A film is being planned about the life and times of Michael Hutchence, the frontman of Australian rock band INXS who committed suicide 15 years ago, a report said Friday.

Former Hollywood screenwriter Bobby Galinsky, best-known for his work on the 1990 Kiefer Sutherland thriller Flatliners, told ABC radio casting was expected in the new year.

“It is a big task, I’ve been a writer for 35 years and this is something I’ve wanted to do for over a decade and everything has now come together with it,” he said.

The movie will be called Two Worlds Colliding, based on the book Just a Man — The Real Michael Hutchence penned by the singer’s mother and sister, after Galinsky obtained the rights.

He said he planned it to be along the lines of Ray, the story of Ray Charles, or Walk the Line which focused on Johnny Cash, “about a life, not a chapter”.

“We’d like to start in his childhood and what made the man, then the evolution of when he got into INXS and how that transformed him, and then of course his personal life,” said Galinsky.

“I want it to be what was behind the man, not just the guy you saw on stage, but who was Michael Hutchence, what drove him, what were his demons, what were his loves, not the persona that people saw on stage for a couple of hours.”

INXS were one of the world’s biggest acts throughout the late 1980s and early 1990s, fuelled by Hutchence's charismatic performances, with the band having multiple hits around the world.

During his life, Hutchence had a string of love affairs with prominent actresses, models and singers, including Kylie Minogue.

But he was found dead in a Sydney hotel room in 1997, with the coroner ruling his death was suicide while the singer was depressed and under the influence of drugs and alcohol.

He left behind a daughter, Tiger Lily, from a relationship with British TV presenter Paula Yates, who died of a heroin overdose in 2000.

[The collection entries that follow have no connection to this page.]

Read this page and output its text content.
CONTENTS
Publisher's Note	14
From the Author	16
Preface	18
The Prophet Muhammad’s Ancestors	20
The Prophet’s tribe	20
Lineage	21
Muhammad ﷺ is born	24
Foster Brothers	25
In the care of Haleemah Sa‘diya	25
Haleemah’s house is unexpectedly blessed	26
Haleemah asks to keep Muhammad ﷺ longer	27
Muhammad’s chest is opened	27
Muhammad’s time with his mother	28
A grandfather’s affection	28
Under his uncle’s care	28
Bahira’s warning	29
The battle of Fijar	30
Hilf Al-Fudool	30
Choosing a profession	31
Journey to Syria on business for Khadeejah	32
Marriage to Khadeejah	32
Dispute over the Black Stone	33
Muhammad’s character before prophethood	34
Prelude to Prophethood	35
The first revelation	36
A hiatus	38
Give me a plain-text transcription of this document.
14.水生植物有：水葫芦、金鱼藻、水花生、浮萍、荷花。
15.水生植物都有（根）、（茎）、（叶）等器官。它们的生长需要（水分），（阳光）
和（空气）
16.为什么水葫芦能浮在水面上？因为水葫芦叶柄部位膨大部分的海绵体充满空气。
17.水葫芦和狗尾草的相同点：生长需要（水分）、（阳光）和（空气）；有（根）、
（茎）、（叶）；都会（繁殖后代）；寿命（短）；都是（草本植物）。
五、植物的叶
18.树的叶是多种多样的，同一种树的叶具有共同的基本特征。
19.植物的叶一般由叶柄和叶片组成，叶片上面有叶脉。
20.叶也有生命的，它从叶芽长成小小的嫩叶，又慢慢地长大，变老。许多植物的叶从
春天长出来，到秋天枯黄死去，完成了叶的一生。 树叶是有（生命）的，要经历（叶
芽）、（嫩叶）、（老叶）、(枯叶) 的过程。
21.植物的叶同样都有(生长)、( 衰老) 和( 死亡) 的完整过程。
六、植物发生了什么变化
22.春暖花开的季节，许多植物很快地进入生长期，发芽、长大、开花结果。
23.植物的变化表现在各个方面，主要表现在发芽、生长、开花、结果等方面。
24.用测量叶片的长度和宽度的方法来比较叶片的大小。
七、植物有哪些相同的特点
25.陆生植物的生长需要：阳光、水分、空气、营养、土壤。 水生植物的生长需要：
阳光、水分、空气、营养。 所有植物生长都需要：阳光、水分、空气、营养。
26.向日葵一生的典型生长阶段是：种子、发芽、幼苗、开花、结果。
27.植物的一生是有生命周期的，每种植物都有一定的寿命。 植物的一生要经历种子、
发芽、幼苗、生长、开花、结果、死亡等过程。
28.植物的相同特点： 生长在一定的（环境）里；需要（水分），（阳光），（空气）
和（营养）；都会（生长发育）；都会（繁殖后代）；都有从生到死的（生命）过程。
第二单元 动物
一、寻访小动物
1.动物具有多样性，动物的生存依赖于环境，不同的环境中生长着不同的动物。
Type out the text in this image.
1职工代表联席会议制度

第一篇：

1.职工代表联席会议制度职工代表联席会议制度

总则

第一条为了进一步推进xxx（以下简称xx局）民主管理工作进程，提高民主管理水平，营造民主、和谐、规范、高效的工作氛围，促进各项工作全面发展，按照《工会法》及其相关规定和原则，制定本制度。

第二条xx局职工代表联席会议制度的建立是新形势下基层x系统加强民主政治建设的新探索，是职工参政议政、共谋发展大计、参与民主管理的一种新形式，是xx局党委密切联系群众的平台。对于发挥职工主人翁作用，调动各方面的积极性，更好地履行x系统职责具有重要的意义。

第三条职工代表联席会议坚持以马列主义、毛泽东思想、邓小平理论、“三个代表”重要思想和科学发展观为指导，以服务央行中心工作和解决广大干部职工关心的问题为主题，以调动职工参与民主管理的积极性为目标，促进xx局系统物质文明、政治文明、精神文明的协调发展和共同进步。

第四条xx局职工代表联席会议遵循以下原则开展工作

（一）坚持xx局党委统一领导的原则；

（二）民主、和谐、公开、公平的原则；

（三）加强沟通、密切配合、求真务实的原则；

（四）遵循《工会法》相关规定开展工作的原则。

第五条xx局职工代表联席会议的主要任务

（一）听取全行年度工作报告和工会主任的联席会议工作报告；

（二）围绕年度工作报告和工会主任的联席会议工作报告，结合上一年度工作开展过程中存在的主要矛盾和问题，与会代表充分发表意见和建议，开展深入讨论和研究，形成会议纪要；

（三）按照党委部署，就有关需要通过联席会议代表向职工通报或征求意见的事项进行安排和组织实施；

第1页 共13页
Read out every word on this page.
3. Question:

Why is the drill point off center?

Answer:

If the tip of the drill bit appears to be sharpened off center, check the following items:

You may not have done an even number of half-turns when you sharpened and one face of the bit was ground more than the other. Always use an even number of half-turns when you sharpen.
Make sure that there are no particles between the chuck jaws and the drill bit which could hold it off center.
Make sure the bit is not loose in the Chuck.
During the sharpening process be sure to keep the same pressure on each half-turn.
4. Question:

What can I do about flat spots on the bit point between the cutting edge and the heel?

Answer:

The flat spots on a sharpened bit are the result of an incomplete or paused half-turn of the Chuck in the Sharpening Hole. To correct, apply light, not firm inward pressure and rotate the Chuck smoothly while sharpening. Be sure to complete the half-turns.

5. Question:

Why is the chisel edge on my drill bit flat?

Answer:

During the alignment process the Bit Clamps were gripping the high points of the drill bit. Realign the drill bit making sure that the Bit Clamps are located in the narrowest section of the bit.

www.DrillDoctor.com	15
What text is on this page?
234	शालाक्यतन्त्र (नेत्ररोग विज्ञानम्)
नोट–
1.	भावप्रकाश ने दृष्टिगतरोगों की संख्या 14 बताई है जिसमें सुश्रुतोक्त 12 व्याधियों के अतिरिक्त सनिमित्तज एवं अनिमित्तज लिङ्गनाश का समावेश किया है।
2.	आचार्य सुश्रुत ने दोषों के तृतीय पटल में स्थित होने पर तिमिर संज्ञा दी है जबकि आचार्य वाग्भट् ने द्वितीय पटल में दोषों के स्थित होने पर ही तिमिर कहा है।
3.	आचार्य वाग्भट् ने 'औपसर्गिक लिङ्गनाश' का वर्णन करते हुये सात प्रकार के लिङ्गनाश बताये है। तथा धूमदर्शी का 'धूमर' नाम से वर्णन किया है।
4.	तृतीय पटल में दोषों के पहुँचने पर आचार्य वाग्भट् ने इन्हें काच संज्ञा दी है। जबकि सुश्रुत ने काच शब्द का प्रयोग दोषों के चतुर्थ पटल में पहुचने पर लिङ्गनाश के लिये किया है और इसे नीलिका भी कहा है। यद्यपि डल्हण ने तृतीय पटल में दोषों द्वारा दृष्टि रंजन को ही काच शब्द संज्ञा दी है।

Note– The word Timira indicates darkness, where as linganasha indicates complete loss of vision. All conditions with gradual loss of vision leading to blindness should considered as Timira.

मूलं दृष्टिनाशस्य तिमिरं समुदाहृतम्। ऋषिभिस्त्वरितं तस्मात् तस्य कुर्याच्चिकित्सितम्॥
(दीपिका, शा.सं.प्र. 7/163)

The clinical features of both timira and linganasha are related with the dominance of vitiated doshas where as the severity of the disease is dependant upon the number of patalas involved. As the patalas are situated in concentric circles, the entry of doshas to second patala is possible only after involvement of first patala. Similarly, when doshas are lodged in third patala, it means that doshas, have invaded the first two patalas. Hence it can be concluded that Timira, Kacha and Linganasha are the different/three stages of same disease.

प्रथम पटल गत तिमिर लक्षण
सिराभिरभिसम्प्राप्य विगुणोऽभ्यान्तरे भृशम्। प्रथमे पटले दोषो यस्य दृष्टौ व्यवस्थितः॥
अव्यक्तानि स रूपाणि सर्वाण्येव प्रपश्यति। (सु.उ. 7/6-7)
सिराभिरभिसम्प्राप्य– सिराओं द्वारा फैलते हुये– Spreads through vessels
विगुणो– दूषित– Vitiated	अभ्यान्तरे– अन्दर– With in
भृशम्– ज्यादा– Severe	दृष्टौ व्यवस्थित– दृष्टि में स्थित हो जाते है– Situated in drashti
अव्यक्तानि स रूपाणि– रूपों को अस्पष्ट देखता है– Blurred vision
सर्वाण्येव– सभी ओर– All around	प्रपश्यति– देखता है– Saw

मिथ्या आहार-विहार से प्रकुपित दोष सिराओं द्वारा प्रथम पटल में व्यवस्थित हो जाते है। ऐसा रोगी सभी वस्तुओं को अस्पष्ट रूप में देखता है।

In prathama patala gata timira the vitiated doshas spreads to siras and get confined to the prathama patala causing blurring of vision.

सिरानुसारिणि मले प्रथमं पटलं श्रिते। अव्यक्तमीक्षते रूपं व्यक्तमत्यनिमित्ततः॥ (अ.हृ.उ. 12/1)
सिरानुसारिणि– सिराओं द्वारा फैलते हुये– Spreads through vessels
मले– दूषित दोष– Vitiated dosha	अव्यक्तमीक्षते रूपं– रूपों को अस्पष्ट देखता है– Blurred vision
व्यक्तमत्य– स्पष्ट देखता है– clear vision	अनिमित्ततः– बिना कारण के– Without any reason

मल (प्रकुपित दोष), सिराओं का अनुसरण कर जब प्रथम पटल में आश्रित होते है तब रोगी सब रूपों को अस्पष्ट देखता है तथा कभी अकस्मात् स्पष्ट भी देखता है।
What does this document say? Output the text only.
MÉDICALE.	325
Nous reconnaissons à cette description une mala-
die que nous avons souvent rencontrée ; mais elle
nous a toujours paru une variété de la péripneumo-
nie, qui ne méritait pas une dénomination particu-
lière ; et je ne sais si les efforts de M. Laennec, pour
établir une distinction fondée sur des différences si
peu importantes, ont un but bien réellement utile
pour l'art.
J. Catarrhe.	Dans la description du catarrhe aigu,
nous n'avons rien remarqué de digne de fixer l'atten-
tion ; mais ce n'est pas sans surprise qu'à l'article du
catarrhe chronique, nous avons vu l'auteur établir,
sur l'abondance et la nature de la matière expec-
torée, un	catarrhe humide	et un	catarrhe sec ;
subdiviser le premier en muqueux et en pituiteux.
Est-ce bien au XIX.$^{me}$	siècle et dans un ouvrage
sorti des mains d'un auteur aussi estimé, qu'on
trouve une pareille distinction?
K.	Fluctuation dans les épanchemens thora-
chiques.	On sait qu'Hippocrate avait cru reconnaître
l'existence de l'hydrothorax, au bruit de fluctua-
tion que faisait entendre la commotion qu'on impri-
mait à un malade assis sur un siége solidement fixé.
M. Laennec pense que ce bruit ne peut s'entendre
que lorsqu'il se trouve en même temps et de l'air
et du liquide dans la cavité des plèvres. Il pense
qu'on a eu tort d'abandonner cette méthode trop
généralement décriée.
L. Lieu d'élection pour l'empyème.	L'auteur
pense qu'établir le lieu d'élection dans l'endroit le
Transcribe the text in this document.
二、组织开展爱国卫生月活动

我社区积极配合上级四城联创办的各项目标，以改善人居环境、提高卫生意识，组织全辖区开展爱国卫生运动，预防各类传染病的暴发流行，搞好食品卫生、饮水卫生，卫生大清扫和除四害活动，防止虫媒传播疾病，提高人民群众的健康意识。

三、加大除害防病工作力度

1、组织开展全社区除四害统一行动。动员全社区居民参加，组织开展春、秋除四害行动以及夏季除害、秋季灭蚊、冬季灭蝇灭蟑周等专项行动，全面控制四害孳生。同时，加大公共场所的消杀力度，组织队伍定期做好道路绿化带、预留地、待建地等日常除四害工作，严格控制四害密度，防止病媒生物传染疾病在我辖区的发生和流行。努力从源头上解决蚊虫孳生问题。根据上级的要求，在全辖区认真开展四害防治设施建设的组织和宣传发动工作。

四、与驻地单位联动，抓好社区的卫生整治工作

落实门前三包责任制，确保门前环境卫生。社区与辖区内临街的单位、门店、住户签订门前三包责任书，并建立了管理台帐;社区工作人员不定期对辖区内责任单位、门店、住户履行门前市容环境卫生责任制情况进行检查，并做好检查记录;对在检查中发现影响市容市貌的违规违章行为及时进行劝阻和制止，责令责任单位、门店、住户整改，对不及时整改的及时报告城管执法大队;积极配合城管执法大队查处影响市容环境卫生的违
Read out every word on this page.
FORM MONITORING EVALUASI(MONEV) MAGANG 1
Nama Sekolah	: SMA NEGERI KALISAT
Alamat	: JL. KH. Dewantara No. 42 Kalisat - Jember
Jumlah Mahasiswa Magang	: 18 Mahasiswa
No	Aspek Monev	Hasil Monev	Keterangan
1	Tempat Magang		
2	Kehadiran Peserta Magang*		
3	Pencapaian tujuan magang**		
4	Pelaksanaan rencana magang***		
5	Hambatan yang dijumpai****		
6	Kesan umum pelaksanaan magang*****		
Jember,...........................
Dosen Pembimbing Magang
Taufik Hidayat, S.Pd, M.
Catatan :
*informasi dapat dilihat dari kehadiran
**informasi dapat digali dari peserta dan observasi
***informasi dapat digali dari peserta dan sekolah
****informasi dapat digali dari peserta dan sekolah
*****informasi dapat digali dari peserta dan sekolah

Tiger Lily now lives with her legal guardian, Yates’s former husband Bob Geldof.

Asked who he saw as his leading man, Galinsky replied: “I have been in conversation with couple of guys, there is an English gentleman, several Australians, but I would hate to pick someone out at the moment.”

INXS, which continued on without Hutchence, announced their retirement after 35 years earlier this month.